Co-operative homebuilding would not have happened without the insightful work of Father Jimmy Tompkins and his cousin Father Moses Coady in 1920s Nova Scotia.
They saw first-hand the hardships of the people in their province. Fishermen were paid too little for their catch. Working-class families were unable to obtain credit to build a home.
Tompkins believed deeply in education for everyone. He also thought it should be brought directly to where people lived and worked. His inspiration was the “social encyclicals” of his Catholic Church – letters from the Pope that directed the clergy to work toward the common good: Respect the dignity of all persons, and fight for the rights of working people.
In the fishing village of Canso, Father Tompkins encouraged the fishermen to work together and to sell their fish co-operatively. He could see that, once informed and engaged, people could better take charge of their economic situations.

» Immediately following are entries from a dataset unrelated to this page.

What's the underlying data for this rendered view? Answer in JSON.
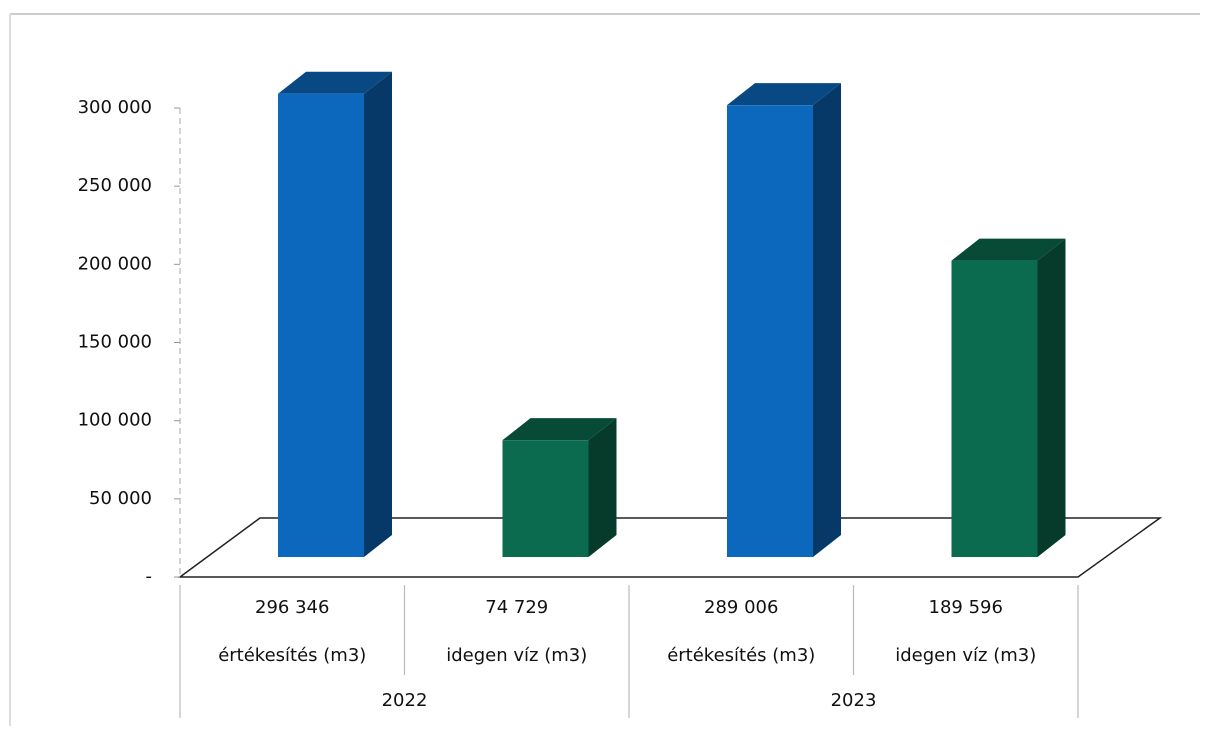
{
  "chart_data": {
    "type": "bar3d",
    "categories": [
      "értékesítés (m3)",
      "idegen víz (m3)",
      "értékesítés (m3)",
      "idegen víz (m3)"
    ],
    "groups": [
      "2022",
      "2023"
    ],
    "values": [
      296346,
      74729,
      289006,
      189596
    ],
    "value_labels": [
      "296 346",
      "74 729",
      "289 006",
      "189 596"
    ],
    "colors": [
      "#0b68bd",
      "#0a6b4e",
      "#0b68bd",
      "#0a6b4e"
    ],
    "ylim": [
      0,
      300000
    ],
    "yticks": [
      {
        "value": 0,
        "label": "-"
      },
      {
        "value": 50000,
        "label": "50 000"
      },
      {
        "value": 100000,
        "label": "100 000"
      },
      {
        "value": 150000,
        "label": "150 000"
      },
      {
        "value": 200000,
        "label": "200 000"
      },
      {
        "value": 250000,
        "label": "250 000"
      },
      {
        "value": 300000,
        "label": "300 000"
      }
    ],
    "grid": false
  }
}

In 1935, Father Tompkins arrived in the small mining town of Reserve Mines, Nova Scotia. The mining company dominated everything, including house construction, but building quality was poor.

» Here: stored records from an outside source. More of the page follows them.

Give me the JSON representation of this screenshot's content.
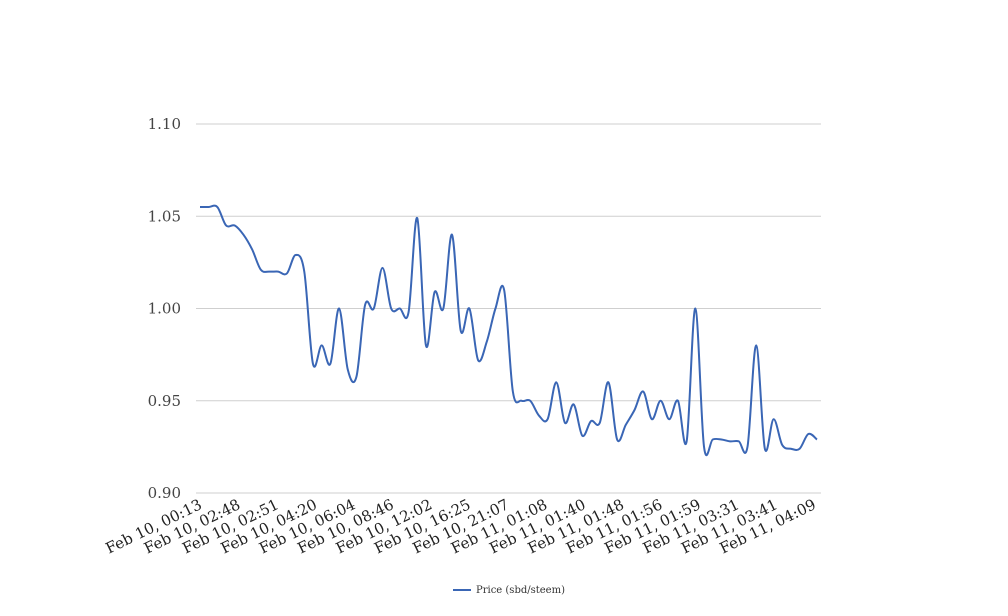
{
  "chart_data": {
    "type": "line",
    "title": "",
    "xlabel": "",
    "ylabel": "",
    "ylim": [
      0.9,
      1.1
    ],
    "yticks": [
      "0.90",
      "0.95",
      "1.00",
      "1.05",
      "1.10"
    ],
    "x_tick_labels": [
      "Feb 10, 00:13",
      "Feb 10, 02:48",
      "Feb 10, 02:51",
      "Feb 10, 04:20",
      "Feb 10, 06:04",
      "Feb 10, 08:46",
      "Feb 10, 12:02",
      "Feb 10, 16:25",
      "Feb 10, 21:07",
      "Feb 11, 01:08",
      "Feb 11, 01:40",
      "Feb 11, 01:48",
      "Feb 11, 01:56",
      "Feb 11, 01:59",
      "Feb 11, 03:31",
      "Feb 11, 03:41",
      "Feb 11, 04:09"
    ],
    "grid": true,
    "legend_position": "bottom",
    "series": [
      {
        "name": "Price (sbd/steem)",
        "color": "#3a66b5",
        "values": [
          1.055,
          1.055,
          1.055,
          1.045,
          1.045,
          1.04,
          1.032,
          1.021,
          1.02,
          1.02,
          1.019,
          1.029,
          1.02,
          0.97,
          0.98,
          0.97,
          1.0,
          0.967,
          0.963,
          1.002,
          1.0,
          1.022,
          1.0,
          1.0,
          0.998,
          1.049,
          0.98,
          1.009,
          1.0,
          1.04,
          0.988,
          1.0,
          0.972,
          0.982,
          1.0,
          1.01,
          0.955,
          0.95,
          0.95,
          0.942,
          0.94,
          0.96,
          0.938,
          0.948,
          0.931,
          0.939,
          0.938,
          0.96,
          0.929,
          0.937,
          0.945,
          0.955,
          0.94,
          0.95,
          0.94,
          0.95,
          0.928,
          1.0,
          0.925,
          0.929,
          0.929,
          0.928,
          0.928,
          0.925,
          0.98,
          0.924,
          0.94,
          0.926,
          0.924,
          0.924,
          0.932,
          0.929
        ]
      }
    ]
  }
}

Tompkins responded by providing a library and setting up study groups for the miners. He encouraged them to work together to improve their situation. By 1938, they had studied for (and built!) what would be the first homebuilding co-operative in North America. They named it Tompkinsville for the man who had inspired them.

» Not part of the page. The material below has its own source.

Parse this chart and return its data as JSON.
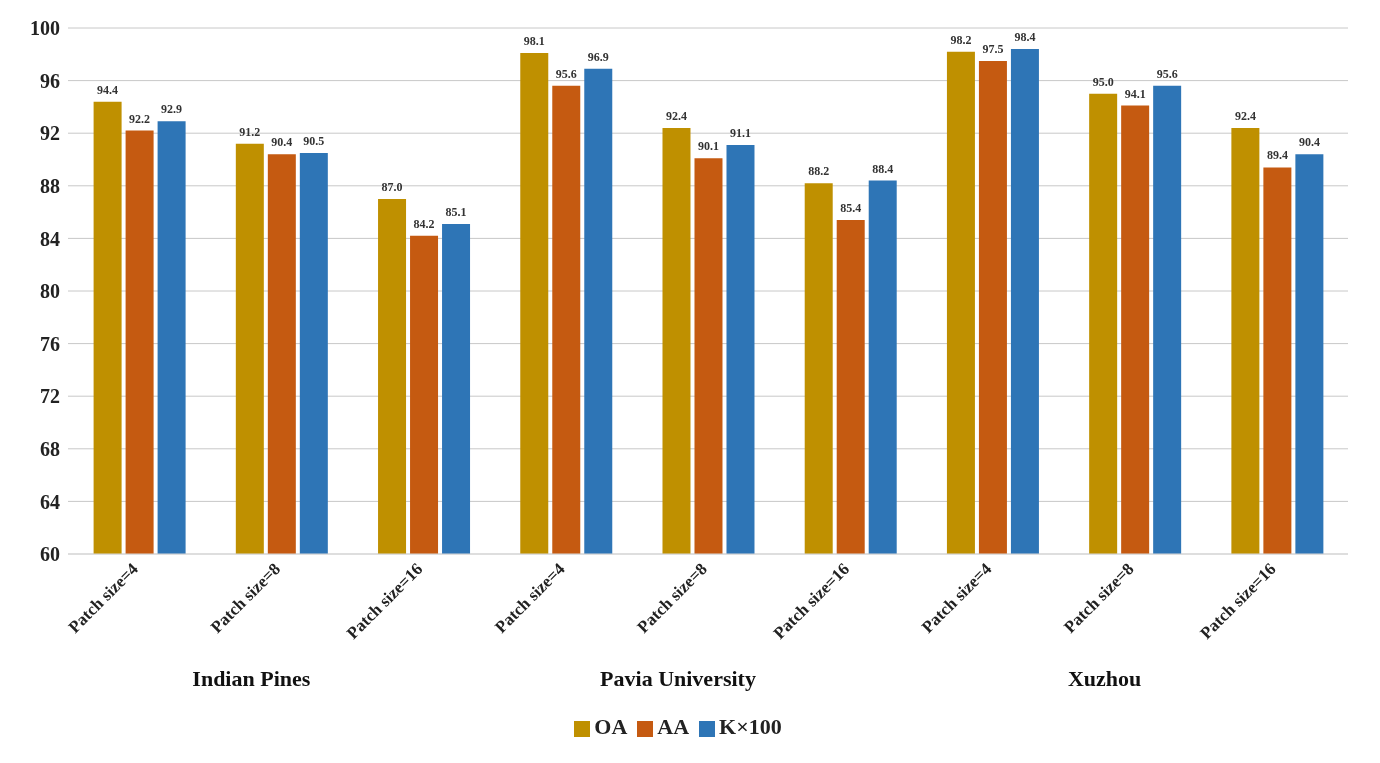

Meanwhile, the credit union movement was progressing, along with related government legislation. Both developments encouraged a variety of cooperative endeavours. By 1940, over 100 credit unions, co-op stores, lobster factories, fish plants, and other cooperative businesses had been established in Nova Scotia.
Father Coady was an inspiring speaker. He was passionate in his desire that all people become “masters of their own destiny.” Gradually, the Antigonish Movement that he and Father Jimmy Tompkins had founded began to spread. It was the basis for the study groups set up by the Hamilton Cooperators in 1953.